= Nadica Nikolić Tanasijević =

Serbian politician

Nadica Nikolić Tanasijević (Надица Николић Танасијевић; born 1970) is a politician in Serbia. She served in the National Assembly of Serbia from 2014 to 2020 as a member of the Serbian Progressive Party.

==Private career==
Nikolić Tanasijević is an archaeologist. She is from Ritopek, in the Belgrade municipality of Grocka.

==Politician==
Nikolić Tanasijević received the 114th position on the Progressive Party's Aleksandar Vučić — Future We Believe In electoral list in the 2014 Serbian parliamentary election and was elected when the list won a majority victory with 158 out of 250 mandates.
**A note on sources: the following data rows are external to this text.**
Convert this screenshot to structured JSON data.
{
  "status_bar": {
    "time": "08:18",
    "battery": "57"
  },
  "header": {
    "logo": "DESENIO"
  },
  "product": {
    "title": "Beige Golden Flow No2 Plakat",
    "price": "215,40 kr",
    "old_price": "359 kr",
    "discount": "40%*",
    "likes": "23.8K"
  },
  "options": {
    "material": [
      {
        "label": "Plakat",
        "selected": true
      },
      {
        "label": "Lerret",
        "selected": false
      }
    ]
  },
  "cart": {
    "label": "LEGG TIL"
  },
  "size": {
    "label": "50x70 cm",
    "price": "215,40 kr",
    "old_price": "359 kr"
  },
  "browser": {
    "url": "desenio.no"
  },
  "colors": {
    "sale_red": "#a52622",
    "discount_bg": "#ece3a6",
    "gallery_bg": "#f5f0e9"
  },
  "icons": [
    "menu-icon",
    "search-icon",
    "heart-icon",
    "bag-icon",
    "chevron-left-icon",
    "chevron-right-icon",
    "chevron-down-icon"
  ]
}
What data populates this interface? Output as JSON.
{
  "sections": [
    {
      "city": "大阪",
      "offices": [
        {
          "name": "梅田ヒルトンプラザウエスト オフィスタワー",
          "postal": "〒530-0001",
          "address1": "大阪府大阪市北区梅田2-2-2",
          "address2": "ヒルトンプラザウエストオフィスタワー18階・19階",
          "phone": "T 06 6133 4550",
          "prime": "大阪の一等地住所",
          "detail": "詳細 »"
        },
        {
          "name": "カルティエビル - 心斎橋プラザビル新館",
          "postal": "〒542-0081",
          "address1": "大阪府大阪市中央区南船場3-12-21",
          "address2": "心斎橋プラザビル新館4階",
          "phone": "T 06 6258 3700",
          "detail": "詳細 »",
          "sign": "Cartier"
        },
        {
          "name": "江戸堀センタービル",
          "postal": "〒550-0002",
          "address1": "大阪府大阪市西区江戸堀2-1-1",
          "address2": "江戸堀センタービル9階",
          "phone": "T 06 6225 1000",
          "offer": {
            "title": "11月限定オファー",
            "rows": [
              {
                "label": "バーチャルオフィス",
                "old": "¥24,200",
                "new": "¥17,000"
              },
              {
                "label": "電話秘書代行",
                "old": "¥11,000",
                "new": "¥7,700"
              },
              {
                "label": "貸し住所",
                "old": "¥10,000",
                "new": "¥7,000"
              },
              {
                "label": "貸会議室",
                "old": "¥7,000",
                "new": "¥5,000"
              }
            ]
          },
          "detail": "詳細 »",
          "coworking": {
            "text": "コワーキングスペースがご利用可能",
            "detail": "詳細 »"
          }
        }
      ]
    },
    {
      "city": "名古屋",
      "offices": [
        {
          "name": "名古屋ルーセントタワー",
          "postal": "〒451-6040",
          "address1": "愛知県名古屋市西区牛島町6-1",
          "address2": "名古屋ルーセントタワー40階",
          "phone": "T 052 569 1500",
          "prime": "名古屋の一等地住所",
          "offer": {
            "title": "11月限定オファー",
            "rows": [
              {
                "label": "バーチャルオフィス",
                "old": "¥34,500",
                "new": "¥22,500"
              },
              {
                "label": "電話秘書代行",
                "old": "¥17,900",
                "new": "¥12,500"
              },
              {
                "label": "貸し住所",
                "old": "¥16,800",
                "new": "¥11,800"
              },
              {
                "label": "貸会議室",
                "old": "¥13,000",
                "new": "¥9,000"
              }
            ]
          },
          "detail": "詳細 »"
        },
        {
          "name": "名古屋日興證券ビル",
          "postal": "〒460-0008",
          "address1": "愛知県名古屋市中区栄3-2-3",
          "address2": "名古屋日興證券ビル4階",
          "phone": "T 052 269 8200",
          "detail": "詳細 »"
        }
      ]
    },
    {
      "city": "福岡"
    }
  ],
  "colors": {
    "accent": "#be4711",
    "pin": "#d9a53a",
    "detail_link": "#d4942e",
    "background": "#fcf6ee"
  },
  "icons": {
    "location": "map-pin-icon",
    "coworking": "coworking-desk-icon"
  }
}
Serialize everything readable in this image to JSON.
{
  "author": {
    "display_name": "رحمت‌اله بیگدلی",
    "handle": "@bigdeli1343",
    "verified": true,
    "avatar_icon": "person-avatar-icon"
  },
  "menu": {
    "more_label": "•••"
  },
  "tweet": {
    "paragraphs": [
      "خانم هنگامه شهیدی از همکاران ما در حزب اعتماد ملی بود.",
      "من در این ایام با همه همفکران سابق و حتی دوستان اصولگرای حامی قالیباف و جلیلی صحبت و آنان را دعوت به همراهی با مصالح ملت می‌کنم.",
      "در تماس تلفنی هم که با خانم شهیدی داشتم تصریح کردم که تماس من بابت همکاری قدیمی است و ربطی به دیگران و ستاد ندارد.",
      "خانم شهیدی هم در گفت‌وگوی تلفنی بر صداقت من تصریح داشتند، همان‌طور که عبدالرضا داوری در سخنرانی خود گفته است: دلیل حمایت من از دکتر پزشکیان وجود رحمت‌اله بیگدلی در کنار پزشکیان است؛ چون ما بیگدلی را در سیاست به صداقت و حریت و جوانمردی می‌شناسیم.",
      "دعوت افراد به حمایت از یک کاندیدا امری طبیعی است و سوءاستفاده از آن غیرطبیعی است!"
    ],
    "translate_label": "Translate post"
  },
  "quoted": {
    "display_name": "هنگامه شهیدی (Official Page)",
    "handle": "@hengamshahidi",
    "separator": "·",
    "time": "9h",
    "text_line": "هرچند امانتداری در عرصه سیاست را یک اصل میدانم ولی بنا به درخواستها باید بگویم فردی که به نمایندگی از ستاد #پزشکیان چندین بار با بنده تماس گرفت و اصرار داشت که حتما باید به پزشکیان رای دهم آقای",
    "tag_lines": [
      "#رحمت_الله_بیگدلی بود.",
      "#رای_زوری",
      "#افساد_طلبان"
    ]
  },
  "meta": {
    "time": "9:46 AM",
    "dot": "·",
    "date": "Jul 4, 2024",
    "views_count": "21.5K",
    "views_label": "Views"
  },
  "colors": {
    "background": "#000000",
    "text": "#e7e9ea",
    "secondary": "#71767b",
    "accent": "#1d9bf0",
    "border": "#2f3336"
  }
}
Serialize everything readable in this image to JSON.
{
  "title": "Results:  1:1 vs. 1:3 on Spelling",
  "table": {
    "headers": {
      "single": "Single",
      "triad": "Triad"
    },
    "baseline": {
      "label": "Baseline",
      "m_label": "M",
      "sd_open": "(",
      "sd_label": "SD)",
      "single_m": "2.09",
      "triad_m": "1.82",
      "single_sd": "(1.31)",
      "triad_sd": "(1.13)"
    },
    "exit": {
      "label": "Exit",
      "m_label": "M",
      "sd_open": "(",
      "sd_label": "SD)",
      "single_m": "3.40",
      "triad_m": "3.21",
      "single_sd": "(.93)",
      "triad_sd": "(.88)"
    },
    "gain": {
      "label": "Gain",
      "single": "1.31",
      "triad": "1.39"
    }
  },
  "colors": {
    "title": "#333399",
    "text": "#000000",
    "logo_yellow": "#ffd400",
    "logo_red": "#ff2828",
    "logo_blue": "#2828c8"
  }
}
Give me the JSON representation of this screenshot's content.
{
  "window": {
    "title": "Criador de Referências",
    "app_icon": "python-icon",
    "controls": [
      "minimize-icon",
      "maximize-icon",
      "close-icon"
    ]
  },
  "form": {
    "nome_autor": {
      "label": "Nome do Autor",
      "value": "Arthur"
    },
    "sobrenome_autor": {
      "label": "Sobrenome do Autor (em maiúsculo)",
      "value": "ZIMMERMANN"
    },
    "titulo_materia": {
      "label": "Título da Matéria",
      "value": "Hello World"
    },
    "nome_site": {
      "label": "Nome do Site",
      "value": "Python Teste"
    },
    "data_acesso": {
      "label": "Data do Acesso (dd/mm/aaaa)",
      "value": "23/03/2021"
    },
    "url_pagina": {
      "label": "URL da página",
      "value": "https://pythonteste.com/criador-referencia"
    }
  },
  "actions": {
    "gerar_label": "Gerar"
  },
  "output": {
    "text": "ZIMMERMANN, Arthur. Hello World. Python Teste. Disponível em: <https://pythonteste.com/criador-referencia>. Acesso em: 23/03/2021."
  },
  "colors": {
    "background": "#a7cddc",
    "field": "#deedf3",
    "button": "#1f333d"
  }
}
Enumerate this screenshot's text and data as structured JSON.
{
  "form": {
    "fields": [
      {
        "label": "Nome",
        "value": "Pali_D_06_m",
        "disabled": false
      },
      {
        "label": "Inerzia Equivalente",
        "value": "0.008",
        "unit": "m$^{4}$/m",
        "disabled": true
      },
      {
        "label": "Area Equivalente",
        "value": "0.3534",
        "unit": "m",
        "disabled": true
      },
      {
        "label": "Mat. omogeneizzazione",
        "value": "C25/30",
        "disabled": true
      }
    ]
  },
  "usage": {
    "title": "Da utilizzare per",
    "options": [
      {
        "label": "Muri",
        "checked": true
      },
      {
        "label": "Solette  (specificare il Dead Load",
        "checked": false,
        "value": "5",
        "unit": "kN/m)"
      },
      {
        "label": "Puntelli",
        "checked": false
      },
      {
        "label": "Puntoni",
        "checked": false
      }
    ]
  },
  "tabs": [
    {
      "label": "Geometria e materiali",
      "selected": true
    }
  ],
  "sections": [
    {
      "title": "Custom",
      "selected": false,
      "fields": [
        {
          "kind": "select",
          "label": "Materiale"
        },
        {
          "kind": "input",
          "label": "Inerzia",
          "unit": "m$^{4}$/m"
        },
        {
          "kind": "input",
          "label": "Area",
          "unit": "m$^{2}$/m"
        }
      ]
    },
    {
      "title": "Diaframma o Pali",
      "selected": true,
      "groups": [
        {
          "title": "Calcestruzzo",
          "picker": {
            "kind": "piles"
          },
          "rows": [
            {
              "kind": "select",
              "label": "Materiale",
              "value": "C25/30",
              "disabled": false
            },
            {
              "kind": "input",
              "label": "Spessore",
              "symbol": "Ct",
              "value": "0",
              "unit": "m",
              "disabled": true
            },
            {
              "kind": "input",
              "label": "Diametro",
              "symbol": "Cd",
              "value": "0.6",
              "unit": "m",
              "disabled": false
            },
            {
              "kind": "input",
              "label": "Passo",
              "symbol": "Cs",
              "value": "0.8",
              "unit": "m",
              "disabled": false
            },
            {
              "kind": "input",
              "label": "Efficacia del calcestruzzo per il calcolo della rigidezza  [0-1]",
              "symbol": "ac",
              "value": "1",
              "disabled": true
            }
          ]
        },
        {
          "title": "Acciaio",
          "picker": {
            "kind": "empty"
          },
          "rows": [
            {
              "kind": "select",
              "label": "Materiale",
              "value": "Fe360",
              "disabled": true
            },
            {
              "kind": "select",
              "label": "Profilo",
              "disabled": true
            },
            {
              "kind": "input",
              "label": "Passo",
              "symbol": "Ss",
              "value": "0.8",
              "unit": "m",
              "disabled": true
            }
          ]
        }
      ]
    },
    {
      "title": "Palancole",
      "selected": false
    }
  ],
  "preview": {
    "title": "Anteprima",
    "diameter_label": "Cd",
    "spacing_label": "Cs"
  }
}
During her time in parliament, she was a deputy member of the committee on agriculture, forestry, and management; a deputy member of the culture and information committee; a deputy member of the committee for labour, social issues, social inclusion, and poverty reduction; and a member of the parliamentary friendship groups with France, Italy, Slovenia, Turkey, the United Kingdom.

She received the 230th position on the successor Aleksandar Vučić – Serbia Is Winning list in the 2016 Serbian parliamentary election. This was too low a position for re-election to be a realistic possibility, and indeed she was not re-elected even as the list won a second consecutive majority with 131 mandates.